Daunted at first with the knowledge that she was another man’s wife, he hesitated, but then his desire overcame his good sense. After all, a man with his money and his power, was not accustomed to being pushed into a corner by anyone–and almost before he realized it, he was involved. Sounds quite contemporary does it not?

Whether it is Monrovia, Manila, or Palm Beach–the circumstances of extra-marital involvement are pretty much the same the world over. Desire heightened by boredom and the quest for adventure produce a justification for extra-marital involvement. The situation which I just described is one that took place 3,000 years ago. You can read about it in the Bible in 2 Samuel 11.

Nonetheless, a study conducted by an association of Marriage and Family Counselors says that adultery is the cause of nearly half of the problems that confront marriage counselors today. “Despite its prominence as a factor in marital problems,” said Dr. Frederick G. Humphrey, a professor whose specialty is family relations, “there have been few scientific studies on adultery. It is not a very respectable subject, scientifically.” But Humphrey indicated that it is a serious problem, producing broken homes in at least one out of three marriages in which it surfaces.
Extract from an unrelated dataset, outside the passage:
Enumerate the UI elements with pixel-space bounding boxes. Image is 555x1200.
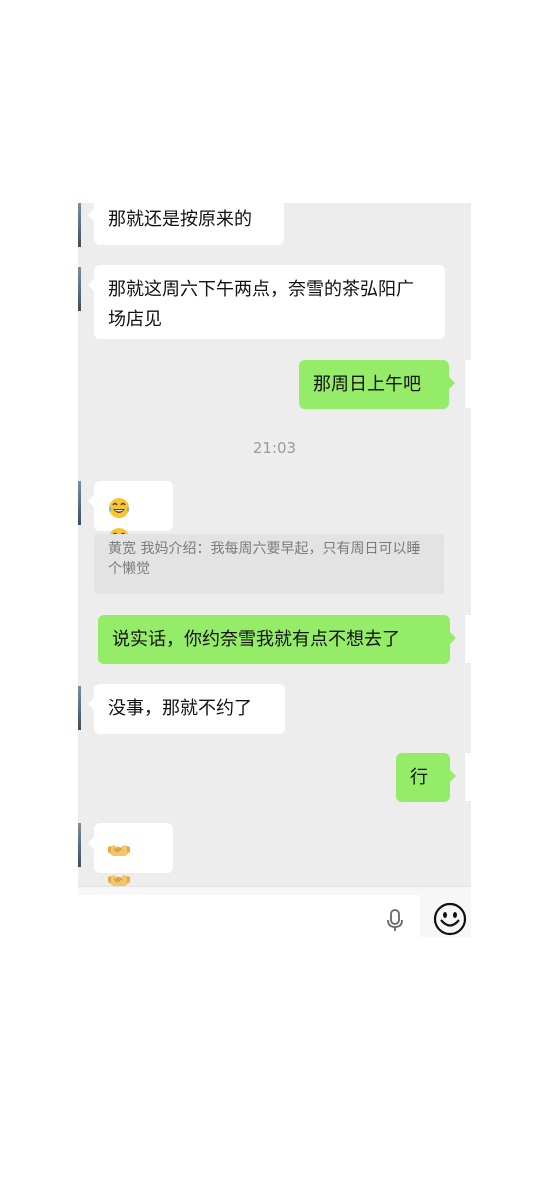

One of the last articles that came from the pen of Professor C.S. Lewis of Cambridge was an article entitled, “We Have No Right to Happiness.” Lewis dealt with the flood of sexual laxity that has confronted our society, and then urged that the sexual instinct of our bodies be treated exactly as any other instinct. A sentry standing guard duty does not lie down and go to sleep simply because he is sleepy. Neither does a person walk out of a classroom, and head for a restaurant because he is hungry.

Lewis contended that there are fundamental moral obligations and duties, and that a person has no right to sexual happiness when it means he takes that which does not belong to him. The Bible asks the question, “Can a man take fire to his bosom, And his clothes not be burned? Can one walk on hot coals, and his feet not be seared? So is he who goes in to his neighbor’s wife; whoever touches her shall not be innocent” (Proverbs 6:27-29, NKJV). “Whoever commits adultery with a woman lacks understanding; He who does so destroys his own soul” (Proverbs 6:32, NKJV).

We are living in a period of time when sexual laxity has taken its toll on all segments of society, including those who fill the pews of churches on Sunday, and negative preaching is, by and large, rather ineffective; nonetheless, if we could but get a picture of the true nature of God and the way in which He views broken homes, I am confident that our behavioral patterns would change.

C.S. Lewis contended that sexual laxity destroys a nation, and the facts of history are on his side because nations are but a reflection of homes, and the cold facts of life indicate that when adultery is tolerated, broken homes and hearts result. God is not a cosmic kill-joy who wants to take the fun from life; to the contrary He designs only our greatest happiness, and He instructed that “a man will leave his father and mother and be united to his wife, and the two will become one flesh…” (Matthew 19:5).